Do tej pory przegraliście dwa mecze na własnym boisku. Bardziej zabolała pana porażka 0:3 z Podlesianką Katowice, czy 0:1 z Odrą Bytom Odrzański?

- Z Podlesianką zagraliśmy bardzo dobrą pierwszą połowę, ale podobnie jak w Pawłowicach, bardzo nieskuteczną. W drugiej połowie Podlesianka zasłużenie strzeliła trzy bramki, więc jeżeli ktoś jest lepszy, to trzeba mu to oddać i uszanować. Po postu po przerwie nie wyszliśmy z szatni, słabo to wyglądało, stąd dotkliwa porażka. Boli mnie porażka z Pniówkiem, ale jeszcze bardziej z Odrą Skrzynie Bytom Odrzański, bo mieliśmy mnóstwo klarownych sytuacji do zdobycia gola. To było wręcz niepojęte, że tego meczu nawet nie zremisowaliśmy.

Kto w pańskiej ocenie, oprócz was i rezerw Śląska Wrocław, będzie się ubiegał o awans do drugiej ligi?

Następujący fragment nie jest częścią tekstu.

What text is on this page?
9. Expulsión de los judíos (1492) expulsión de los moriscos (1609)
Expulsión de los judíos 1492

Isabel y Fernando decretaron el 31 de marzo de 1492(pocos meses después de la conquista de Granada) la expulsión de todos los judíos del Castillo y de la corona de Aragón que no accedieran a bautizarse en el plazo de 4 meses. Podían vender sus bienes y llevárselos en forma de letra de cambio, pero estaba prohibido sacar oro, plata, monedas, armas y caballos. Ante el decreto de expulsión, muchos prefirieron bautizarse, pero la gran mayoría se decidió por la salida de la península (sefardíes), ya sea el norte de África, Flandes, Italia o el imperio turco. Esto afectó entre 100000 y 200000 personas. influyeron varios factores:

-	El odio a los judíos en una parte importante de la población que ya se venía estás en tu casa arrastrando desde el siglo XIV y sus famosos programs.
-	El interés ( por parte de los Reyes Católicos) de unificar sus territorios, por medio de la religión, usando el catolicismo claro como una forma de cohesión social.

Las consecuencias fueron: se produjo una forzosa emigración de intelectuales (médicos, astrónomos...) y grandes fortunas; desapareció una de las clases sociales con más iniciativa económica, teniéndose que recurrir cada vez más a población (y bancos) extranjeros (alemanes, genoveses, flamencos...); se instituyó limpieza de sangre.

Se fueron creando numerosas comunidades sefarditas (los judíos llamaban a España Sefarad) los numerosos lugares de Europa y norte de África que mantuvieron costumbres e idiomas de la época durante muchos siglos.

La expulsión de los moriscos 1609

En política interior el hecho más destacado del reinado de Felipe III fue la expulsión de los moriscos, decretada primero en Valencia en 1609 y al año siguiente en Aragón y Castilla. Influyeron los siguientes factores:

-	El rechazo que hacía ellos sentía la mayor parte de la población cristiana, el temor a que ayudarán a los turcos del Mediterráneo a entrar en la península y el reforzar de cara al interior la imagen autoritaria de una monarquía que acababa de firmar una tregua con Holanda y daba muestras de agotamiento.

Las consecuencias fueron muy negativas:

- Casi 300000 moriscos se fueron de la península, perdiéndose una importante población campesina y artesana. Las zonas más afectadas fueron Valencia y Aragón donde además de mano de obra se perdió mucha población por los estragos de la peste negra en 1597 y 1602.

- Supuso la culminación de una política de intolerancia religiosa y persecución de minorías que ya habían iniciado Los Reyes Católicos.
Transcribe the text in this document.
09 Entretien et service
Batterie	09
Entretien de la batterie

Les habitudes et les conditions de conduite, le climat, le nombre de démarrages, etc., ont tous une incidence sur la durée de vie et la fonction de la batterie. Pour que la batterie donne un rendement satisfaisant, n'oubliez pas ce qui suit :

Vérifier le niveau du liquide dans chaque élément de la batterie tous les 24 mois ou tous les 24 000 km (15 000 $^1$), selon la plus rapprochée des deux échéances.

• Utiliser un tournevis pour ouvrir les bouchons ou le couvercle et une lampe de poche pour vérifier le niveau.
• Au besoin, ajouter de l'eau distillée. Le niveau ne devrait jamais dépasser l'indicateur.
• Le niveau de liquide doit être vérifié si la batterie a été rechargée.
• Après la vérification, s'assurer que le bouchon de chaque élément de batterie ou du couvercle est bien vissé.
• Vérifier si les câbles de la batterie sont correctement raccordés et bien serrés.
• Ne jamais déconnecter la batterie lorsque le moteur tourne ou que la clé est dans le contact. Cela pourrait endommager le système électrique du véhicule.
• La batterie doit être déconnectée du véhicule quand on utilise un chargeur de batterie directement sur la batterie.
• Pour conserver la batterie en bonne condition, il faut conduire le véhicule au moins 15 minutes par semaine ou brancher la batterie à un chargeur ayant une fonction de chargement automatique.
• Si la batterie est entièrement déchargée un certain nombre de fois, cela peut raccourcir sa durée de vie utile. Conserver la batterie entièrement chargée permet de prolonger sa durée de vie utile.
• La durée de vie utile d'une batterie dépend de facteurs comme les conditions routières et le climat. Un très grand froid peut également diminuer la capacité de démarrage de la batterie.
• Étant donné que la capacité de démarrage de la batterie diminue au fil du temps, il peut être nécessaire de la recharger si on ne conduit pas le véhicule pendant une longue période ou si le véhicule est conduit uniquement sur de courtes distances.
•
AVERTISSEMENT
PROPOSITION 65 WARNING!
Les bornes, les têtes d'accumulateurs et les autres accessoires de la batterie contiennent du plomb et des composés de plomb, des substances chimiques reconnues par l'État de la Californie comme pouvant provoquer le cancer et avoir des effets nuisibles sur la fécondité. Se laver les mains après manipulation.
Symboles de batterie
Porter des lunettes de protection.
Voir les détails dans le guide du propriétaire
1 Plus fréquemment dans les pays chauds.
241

- Patrząc dzisiaj na tabelę i posiłkując się matematyką, to dzisiaj wiemy tylko jedno - jeszcze żadna drużyna nie utrzymała się w 3. lidze. Nawet Pniówek ma szansę włączenia się do walki o awans o szczebel wyżej, bo po wygranej z nami podgonił czołówkę i ma 19 punktów. Wszyscy, którzy mają mniejszą stratę niż dziewięć punktów do lidera, są w grze. To są dwie-trzy kolejki plus bezpośredni mecz i wtedy każda z tych drużyn liczy się w tym wyścigu. W tym sezonie nie ma takiego zdecydowanego faworyta, jak w poprzednich latach były rezerwy Zagłębia Lubin, Ruch Chorzów, Polonia Bytom czy Rekord Bielsko-Biała. Teraz wiele zespołów skrada się, czai w tych okopach i myślę, że wiosną dwie-trzy głowy z nich wyjdą. Jednak więcej niż trzech kandydatów nie będzie, mam nadzieję, że my będziemy w tej trójce.